= Borroughs =

Office equipment manufacturer

The Borroughs Corporation is an American manufacturer of shelving and office fixtures. The corporate headquarters is in Kalamazoo, Michigan.

Borroughs was established in 1938 under the name Probar Company. The company began as a contract fabricator, producing saw cabinets. It soon branched out and began producing fluorescent strip lighting fixtures as well as continuing contract work for automotive accessory firms. In 1939, the founder, Walter L. Borroughs, changed the name to Borroughs Manufacturing Company.

During World War II, Borroughs was subcontracted to manufacture various military components, such as land tank components, gun turret components, air scoops for aircraft, and water baffles for amphibious landing craft.

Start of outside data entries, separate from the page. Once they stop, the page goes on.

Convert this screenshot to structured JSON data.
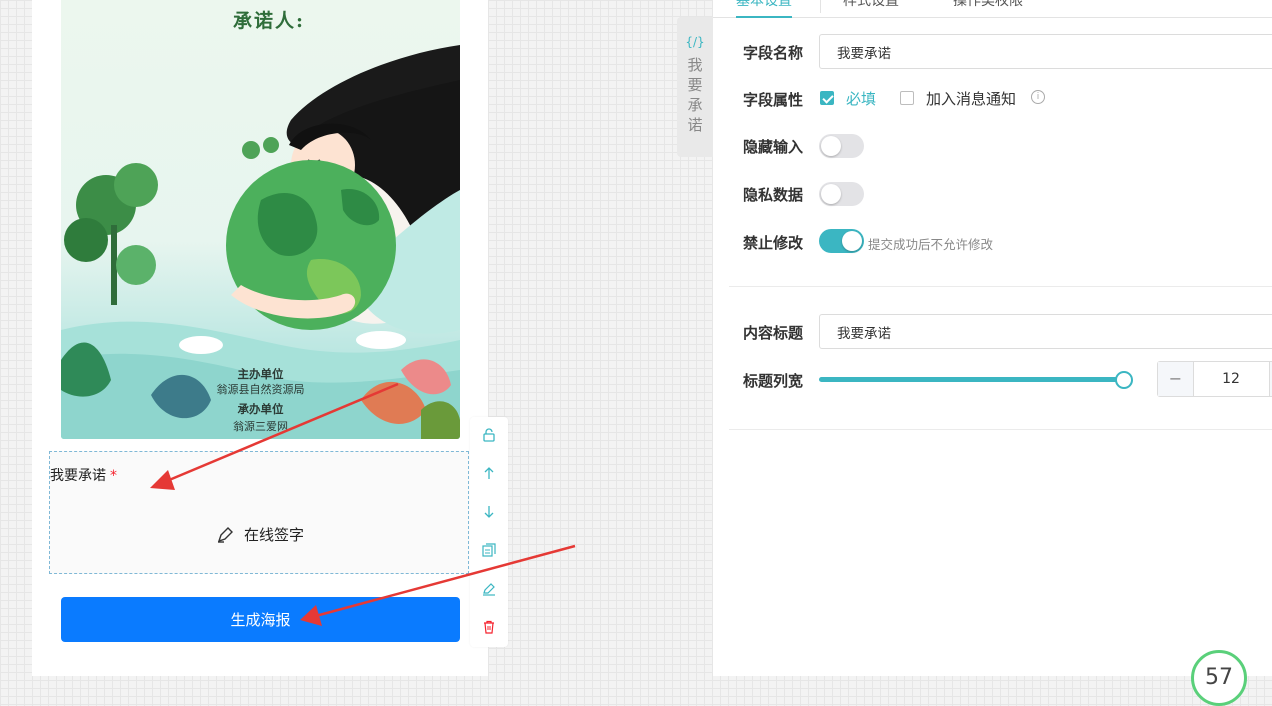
{
  "preview": {
    "poster_title": "承诺人:",
    "organizer_label": "主办单位",
    "organizer_name": "翁源县自然资源局",
    "coorganizer_label": "承办单位",
    "coorganizer_name": "翁源三爱网"
  },
  "field": {
    "label": "我要承诺",
    "required_mark": "*",
    "sign_button": "在线签字"
  },
  "generate_button": "生成海报",
  "tool_icons": [
    "unlock-icon",
    "arrow-up-icon",
    "arrow-down-icon",
    "copy-icon",
    "edit-icon",
    "delete-icon"
  ],
  "side_tab": {
    "code": "{/}",
    "label": "我要承诺"
  },
  "settings": {
    "tabs": [
      "基本设置",
      "样式设置",
      "操作类权限"
    ],
    "field_name_label": "字段名称",
    "field_name_value": "我要承诺",
    "field_attr_label": "字段属性",
    "required_label": "必填",
    "required_checked": true,
    "notify_label": "加入消息通知",
    "notify_checked": false,
    "hide_input_label": "隐藏输入",
    "hide_input_on": false,
    "private_label": "隐私数据",
    "private_on": false,
    "lock_edit_label": "禁止修改",
    "lock_edit_on": true,
    "lock_edit_hint": "提交成功后不允许修改",
    "content_title_label": "内容标题",
    "content_title_value": "我要承诺",
    "title_width_label": "标题列宽",
    "title_width_value": "12",
    "title_width_fraction": 1.0
  },
  "score": "57",
  "colors": {
    "accent": "#3bb6c2",
    "primary_button": "#0a7bff",
    "required": "#f5222d",
    "annotation_arrow": "#e53935"
  }
}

After the war, the company manufactured automotive bins. American Metal Products Company purchased the company in 1950, following Mr. Borroughs' death in 1948. Under the new management, Borroughs began to produce office furniture, industrial shelving, and storage units.

When American Metal Products merged with Lear Siegler, Inc. in 1966, Borroughs became a separate division of the new corporation.

In 1987, Forstmann Little purchased Lear Siegler; in 1991, some of Borroughs' managers and partial owners in Kalamazoo purchased the company from Forstmann Little. In the 1990s, the company's products included checkstands and other retail fixtures. The Borroughs Series 90 conveyor belt system became widely used after many Pathmark supermarkets began installing them. At one time, Borroughs checkstands were in use at many Wal-Mart stores as well.